At first glance it seems that its purpose is only to serve as ornament, but who began to balance these stones surely knew that more than an ornament, this activity has a spiritual and ancestral origin.

Both the name of this path and the practice of balancing stones were promoted through the Dharmic religions, all those philosophies born in India, which subsequently spread throughout the planet.

I understand that the word Dharma doesn't have a specific translation, each religion translates it differently.

Although basically it has the same meaning in all: it is the philosophy to assume the duty that must be fulfilled in life, and through of their practice to achieve "protection" from suffering.

Rock stacking also has different meanings in each culture.
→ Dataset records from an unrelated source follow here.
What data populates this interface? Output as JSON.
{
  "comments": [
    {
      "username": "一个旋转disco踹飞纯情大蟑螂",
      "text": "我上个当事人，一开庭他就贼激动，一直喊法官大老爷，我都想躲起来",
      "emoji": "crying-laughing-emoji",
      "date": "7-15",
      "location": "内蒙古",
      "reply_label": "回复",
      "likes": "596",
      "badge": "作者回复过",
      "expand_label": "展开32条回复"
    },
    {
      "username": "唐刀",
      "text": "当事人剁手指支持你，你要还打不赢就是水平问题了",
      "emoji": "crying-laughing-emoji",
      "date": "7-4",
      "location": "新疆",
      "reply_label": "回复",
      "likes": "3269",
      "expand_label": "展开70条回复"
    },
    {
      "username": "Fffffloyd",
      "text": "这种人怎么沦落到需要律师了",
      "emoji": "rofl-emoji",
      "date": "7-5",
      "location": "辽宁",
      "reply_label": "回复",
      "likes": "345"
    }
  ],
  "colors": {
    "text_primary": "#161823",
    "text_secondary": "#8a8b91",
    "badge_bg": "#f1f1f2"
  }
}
It mainly represents an encounter with the internal balance, while in other cultures they are used as offerings in exchange for protection, as road guides, for the travelers a way to say "I was here", and nowadays as an artistic activity in which there are techniques and modalities for stacking them.

And in the end all these practices have something in common: a positive effect on the human being, because even if you don't know its meaning, just by being among these eccentric stones in that incredible place, you can already perceive its magic.

Perhaps most of the people who travel through the Path of the Dharma don't know its meaning but still use it to establish a closer relationship with itself and with the environment.

We already know what this incredible place denotes, but if we detail what connotes we find that it literally suggests us to go down a path of harmony.

And there it becomes incredible how the creativity and faith of the human transforms their beliefs into special palpable means for those who only see with their eyes but have a bit more trouble with the soul.

🌱 Ecological impact

"Everything in excess is bad", that phrase applies to everything in life, even that which seems very good: as in this case balancing rocks.

When I saw them for the first time I never thought that this activity could be harmful to nature, even when I learned about its explanation.

I read some articles by ecologists that indicate that this practice can alter ecosystems if the stones are removed constantly.

They agree that various organisms live and feed on the rocks, and that when they are raised, their home is destroyed. On the other hand, when these stacks are excessive prevents the flora grows freely.

However, the stones balanced in El Morro are small, they are only distributed through this sector, so I don't think that in this case the ecosystem is being altered.

Perhaps the fact that the Dharma Path doesn't receive many tourists is what keeps it among the places little affected by human activity.

I mention all this just to generate a bit of awareness, so that the next time we stack stones we will not leave any living being homeless. If you are a traveler, the best way to leave your mark there is respecting nature.

If you ever make an excursion through the Dharma Path please take a few minutes to sit on one of the wooden benches or on the rocks, close your eyes and feel! Feel! Feel! The energy of this place is unparalleled.

📷 All the photographs are of my authorship and were captured with a Canon Rebel EOS T2i camera.